After the end of Portuguese rule, the Brazilian version of the festival was imposed by Timoteo Fernandes in 1965, a Goan musician who modeled it after the famed Rio Carnival. This was done to attract more tourism. Today, the urban parade includes floats from local villages, commercial entities, and cultural groups. It is still organised in a very traditional manner, including by the staging of streetside local plays called Khell tiatrs, in various villages, especially in the taluka of Salcete. Live bands play traditional Konkani, Latin, and EDM music throughout the festivities. Streets become open dance floors, where locals and visitors groove to the beat of lively tunes. The traditional mask dances and performances by local artists also add to the celebration. Beyond the parades, street performances, including acrobatics and fire-breathing shows are also held. According to the Government of Goa's Department of Tourism, the carnival is "Goa's most famous festival and has been celebrated since the 18th century."

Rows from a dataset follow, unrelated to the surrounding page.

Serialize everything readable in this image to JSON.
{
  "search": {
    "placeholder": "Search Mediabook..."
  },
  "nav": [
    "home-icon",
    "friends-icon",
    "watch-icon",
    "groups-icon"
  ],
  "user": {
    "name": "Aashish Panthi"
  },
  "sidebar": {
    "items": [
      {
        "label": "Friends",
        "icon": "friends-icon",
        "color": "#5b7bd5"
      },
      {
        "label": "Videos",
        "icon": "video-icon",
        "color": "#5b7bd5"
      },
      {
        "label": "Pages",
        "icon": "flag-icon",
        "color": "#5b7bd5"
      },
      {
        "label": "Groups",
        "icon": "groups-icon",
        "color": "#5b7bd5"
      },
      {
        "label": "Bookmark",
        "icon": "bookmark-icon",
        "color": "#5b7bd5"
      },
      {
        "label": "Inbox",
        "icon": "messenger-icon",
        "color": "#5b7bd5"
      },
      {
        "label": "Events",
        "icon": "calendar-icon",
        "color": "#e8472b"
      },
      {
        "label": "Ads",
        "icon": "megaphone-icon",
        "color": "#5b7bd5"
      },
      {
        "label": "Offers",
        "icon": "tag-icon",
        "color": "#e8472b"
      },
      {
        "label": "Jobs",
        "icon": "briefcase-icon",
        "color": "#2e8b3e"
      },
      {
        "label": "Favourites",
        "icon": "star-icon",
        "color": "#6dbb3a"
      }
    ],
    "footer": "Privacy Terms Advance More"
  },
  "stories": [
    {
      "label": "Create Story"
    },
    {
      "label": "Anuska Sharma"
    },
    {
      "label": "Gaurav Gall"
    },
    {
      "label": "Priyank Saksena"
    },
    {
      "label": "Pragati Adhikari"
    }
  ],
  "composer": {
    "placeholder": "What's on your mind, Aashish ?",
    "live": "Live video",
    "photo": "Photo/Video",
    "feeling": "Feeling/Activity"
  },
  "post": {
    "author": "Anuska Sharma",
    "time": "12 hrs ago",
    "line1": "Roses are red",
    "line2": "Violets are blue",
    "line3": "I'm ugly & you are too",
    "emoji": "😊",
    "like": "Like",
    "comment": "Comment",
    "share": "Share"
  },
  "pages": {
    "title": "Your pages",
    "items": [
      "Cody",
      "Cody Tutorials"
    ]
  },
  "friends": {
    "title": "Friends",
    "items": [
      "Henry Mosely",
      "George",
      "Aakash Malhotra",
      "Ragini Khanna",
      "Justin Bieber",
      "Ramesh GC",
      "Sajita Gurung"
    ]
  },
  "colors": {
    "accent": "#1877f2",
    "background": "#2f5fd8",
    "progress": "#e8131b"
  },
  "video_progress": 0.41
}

The Carnival usually starts off on Fat Saturday (known as Sabado Gordo) and concludes on Fat Tuesday (known as Shrove Tuesday), just before Ash Wednesday and the first day of the Western Christian season of Lent, observed by Christians of the Roman Catholic, Lutheran and Anglican denominations, among others. In Panjim, the capital of Goa, the festival is complemented by Grape Escapade, a local wine festival, and a dance at Samba Square in the centrally located Garden of Garcia da Orta.

According to local tradition, during Carnival Goa is taken over by King Momo, usually a local resident who presides over the festival during the four-day span. King Momo traditionally proclaims the Konkani message (English: "Eat, drink and make merry"). In 2021, the King Momo for the Goa Carnival was Sixtus Eric Dias from Candolim.

== Parade ==
The parade usually begins on Fat Saturday evening with a procession headed by King Momo. Balloons, horse-drawn carriages, decorated bullock carts and elaborate floats are the highlights of the parade. The festivities during Goa Carnival include dancing troupes, revelers wearing masks and costumes, live music, sports competitions, floats and parades, and food and drinking.

=== Dates and location ===
In 2024, the festival was celebrated from 10 February – 13 February. In the urban areas, individual float parades were held in the Goan cities and towns of Panjim, Margao, Vasco and Mapusa. In 2026, the carnival was held from 13 February - 17 February across Goa in Porvorim, Panjim, Margao, Vasco and Mapusa.